1. SanJoaquin MA, Allain TJ, Molyneux ME, et al. Surveillance Programme of IN-patients and Epidemiology (SPINE): implementation of an electronic data collection tool within a large hospital in Malawi. PLoS Med. 2013;10(3):e1001400.

2. Ministry of Health, Malawi. Ministry of Health, Malawi. Clinical management of HIV in children and adults [Internet]. Lilongwe: Ministry of Health, Malawi; 2014 Feb [cited 2016 Mar 30]. 95 p. Available from: http://www.emtct-iatt.org/wp-content/uploads/2015/09/Malawi-HIV-Guidelines-2014.pdf.

3. Stevens W, Gous N, Ford N, Scott LE. Feasibility of HIV point-of-care tests for resource-limited settings: challenges and solutions. BMC Med. 2014 Sep 8;12:173..
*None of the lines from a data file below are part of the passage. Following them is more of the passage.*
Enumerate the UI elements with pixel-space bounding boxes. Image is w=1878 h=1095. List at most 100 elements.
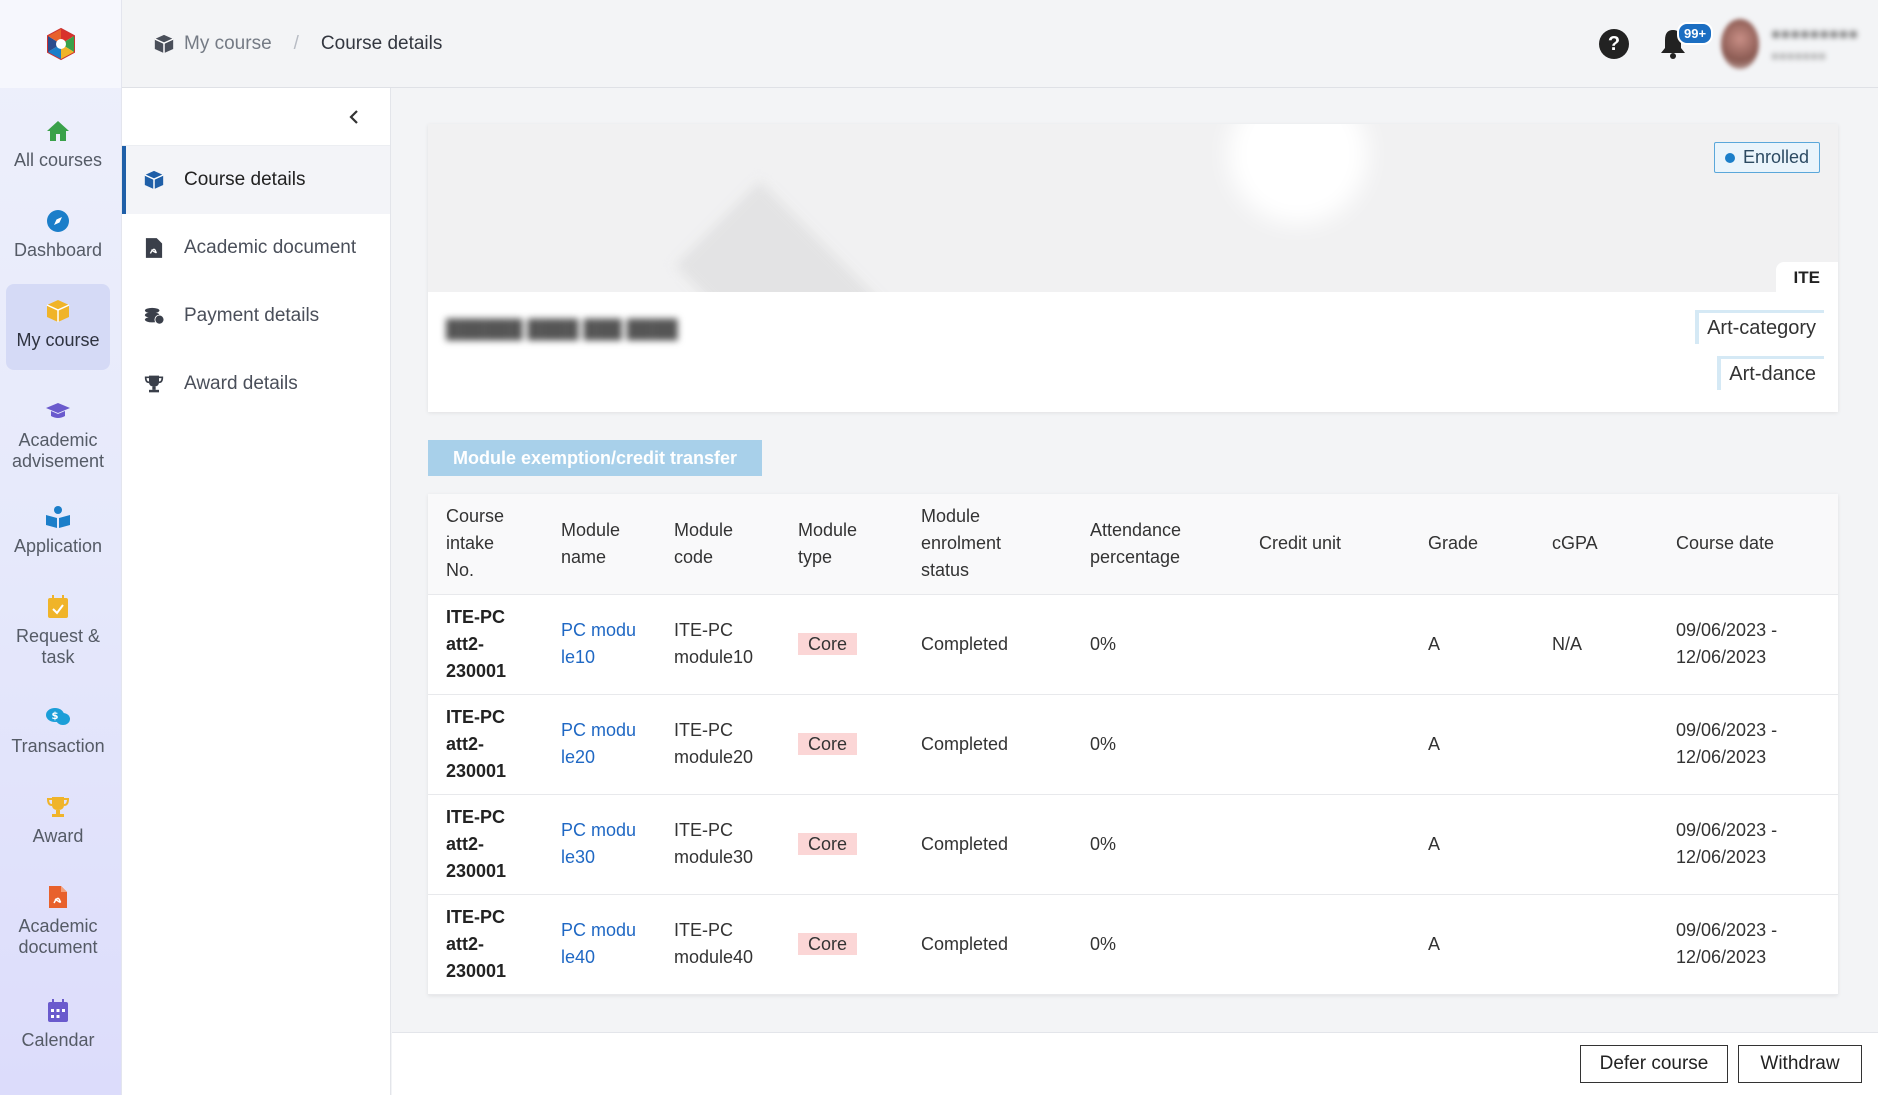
column-header: Module name — [543, 494, 656, 595]
rail-item-label: Dashboard — [13, 240, 103, 260]
subnav-item-payment-details[interactable]: Payment details — [122, 282, 390, 350]
rail-item-label: All courses — [13, 150, 103, 170]
module-link[interactable]: PC module30 — [561, 820, 637, 867]
top-bar: My course / Course details ? 99+ ●●●●●●●… — [122, 0, 1878, 88]
cell-grade: A — [1410, 894, 1534, 995]
compass-icon — [45, 208, 71, 234]
cell-module-code: ITE-PC module10 — [656, 594, 780, 695]
column-header: Course date — [1658, 494, 1838, 595]
subnav-item-academic-document[interactable]: Academic document — [122, 214, 390, 282]
rail-item-application[interactable]: Application — [6, 494, 110, 566]
module-type-tag: Core — [798, 932, 858, 955]
column-header: Grade — [1410, 494, 1534, 595]
status-dot-icon — [1724, 152, 1735, 163]
cell-module-code: ITE-PC module30 — [656, 794, 780, 895]
table-row: ITE-PC att2-230001 PC module30 ITE-PC mo… — [428, 794, 1838, 895]
column-header: Module enrolment status — [903, 494, 1072, 595]
rail-item-transaction[interactable]: $ Transaction — [6, 694, 110, 766]
user-menu[interactable]: ●●●●●●●●● ●●●●●●● — [1721, 19, 1858, 69]
withdraw-button[interactable]: Withdraw — [1738, 1045, 1862, 1083]
chat-dollar-icon: $ — [45, 704, 71, 730]
module-link[interactable]: PC module20 — [561, 720, 637, 767]
cell-credit — [1241, 694, 1410, 795]
home-icon — [45, 118, 71, 144]
module-exemption-button[interactable]: Module exemption/credit transfer — [428, 440, 762, 476]
notifications-button[interactable]: 99+ — [1659, 22, 1714, 60]
module-link[interactable]: PC module10 — [561, 620, 637, 667]
subnav-item-label: Payment details — [184, 305, 320, 326]
cell-credit — [1241, 594, 1410, 695]
course-banner — [428, 124, 1838, 292]
notification-badge: 99+ — [1677, 22, 1714, 45]
rail-item-label: Transaction — [11, 736, 105, 756]
defer-course-button[interactable]: Defer course — [1580, 1045, 1728, 1083]
cell-module-type: Core — [780, 694, 903, 795]
cell-cgpa — [1534, 794, 1658, 895]
pdf-icon — [144, 238, 164, 258]
module-table: Course intake No. Module name Module cod… — [428, 494, 1838, 995]
top-right-controls: ? 99+ ●●●●●●●●● ●●●●●●● — [1599, 0, 1878, 88]
cell-status: Completed — [903, 694, 1072, 795]
help-icon[interactable]: ? — [1599, 29, 1630, 59]
cell-attendance: 0% — [1072, 594, 1241, 695]
rail-item-request-task[interactable]: Request & task — [6, 584, 110, 674]
module-type-tag: Core — [798, 832, 858, 855]
cell-attendance: 0% — [1072, 894, 1241, 995]
cell-status: Completed — [903, 894, 1072, 995]
column-header: Attendance percentage — [1072, 494, 1241, 595]
cell-status: Completed — [903, 594, 1072, 695]
cell-cgpa — [1534, 894, 1658, 995]
cell-attendance: 0% — [1072, 694, 1241, 795]
reader-icon — [45, 504, 71, 530]
module-link[interactable]: PC module40 — [561, 920, 637, 967]
cell-status: Completed — [903, 794, 1072, 895]
collapse-button[interactable] — [122, 88, 390, 146]
rail-item-all-courses[interactable]: All courses — [6, 108, 110, 180]
trophy-icon — [45, 794, 71, 820]
column-header: Course intake No. — [428, 494, 543, 595]
subnav-item-award-details[interactable]: Award details — [122, 350, 390, 418]
cell-intake: ITE-PC att2-230001 — [428, 594, 543, 695]
cell-cgpa: N/A — [1534, 594, 1658, 695]
status-badge: Enrolled — [1713, 142, 1820, 173]
column-header: Module type — [780, 494, 903, 595]
box-icon — [45, 298, 71, 324]
rail-item-calendar[interactable]: Calendar — [6, 988, 110, 1060]
course-title: ██████ ████ ███ ████ — [446, 319, 678, 339]
subnav-item-label: Academic document — [184, 237, 357, 258]
rail-item-dashboard[interactable]: Dashboard — [6, 198, 110, 270]
rail-item-academic-document[interactable]: Academic document — [6, 874, 110, 964]
course-card: Enrolled ITE ██████ ████ ███ ████ Art-ca… — [428, 124, 1838, 412]
coins-icon — [144, 306, 164, 326]
subnav-item-label: Course details — [184, 169, 306, 190]
subnav-item-course-details[interactable]: Course details — [122, 146, 390, 214]
rail-item-label: My course — [16, 330, 100, 350]
breadcrumb-parent[interactable]: My course — [184, 32, 272, 54]
cell-course-date: 09/06/2023 - 12/06/2023 — [1658, 794, 1838, 895]
cell-module-type: Core — [780, 894, 903, 995]
pdf-icon — [45, 884, 71, 910]
chevron-left-icon — [349, 109, 358, 124]
rail-item-label: Calendar — [21, 1030, 95, 1050]
module-type-tag: Core — [798, 732, 858, 755]
breadcrumb-current: Course details — [320, 32, 443, 54]
cell-grade: A — [1410, 794, 1534, 895]
svg-text:$: $ — [52, 711, 59, 722]
trophy-icon — [144, 374, 164, 394]
calendar-icon — [45, 998, 71, 1024]
institution-tag: ITE — [1775, 262, 1838, 294]
graduation-cap-icon — [45, 398, 71, 424]
main-content: Enrolled ITE ██████ ████ ███ ████ Art-ca… — [392, 88, 1878, 1095]
rail-item-my-course[interactable]: My course — [6, 284, 110, 370]
rail-item-academic-advisement[interactable]: Academic advisement — [6, 388, 110, 478]
calendar-check-icon — [45, 594, 71, 620]
cell-module-name: PC module20 — [543, 694, 656, 795]
app-logo[interactable] — [0, 0, 121, 88]
cell-grade: A — [1410, 694, 1534, 795]
cell-module-name: PC module10 — [543, 594, 656, 695]
rail-item-award[interactable]: Award — [6, 784, 110, 856]
column-header: Credit unit — [1241, 494, 1410, 595]
cell-course-date: 09/06/2023 - 12/06/2023 — [1658, 694, 1838, 795]
cell-intake: ITE-PC att2-230001 — [428, 794, 543, 895]
cell-credit — [1241, 894, 1410, 995]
4. Mugyenyi P, Walker AS, Hakim J, et al. Routine versus clinically driven laboratory monitoring of HIV antiretroviral therapy in Africa (DART): a randomised non-inferiority trial. Lancet. 2010 Jan 9;375(9709):123-31.

5. Waruru A, Muttai H,  Ng’ang’a L et al. Positive Predictive Value of the WHO Clinical and Immunologic Criteria to Predict Viral Load Failure among Adults on First, or Second-Line Antiretroviral Therapy in Kenya. PLoS One. 2016 Jul 6;11(7):e0158881.

6. Paton NI, Kityo C, Hoppe A, et al. Assessment of second-line antiretroviral regimens for HIV therapy in Africa. N Engl J Med. 2014 Jul 17;371(3):234-47.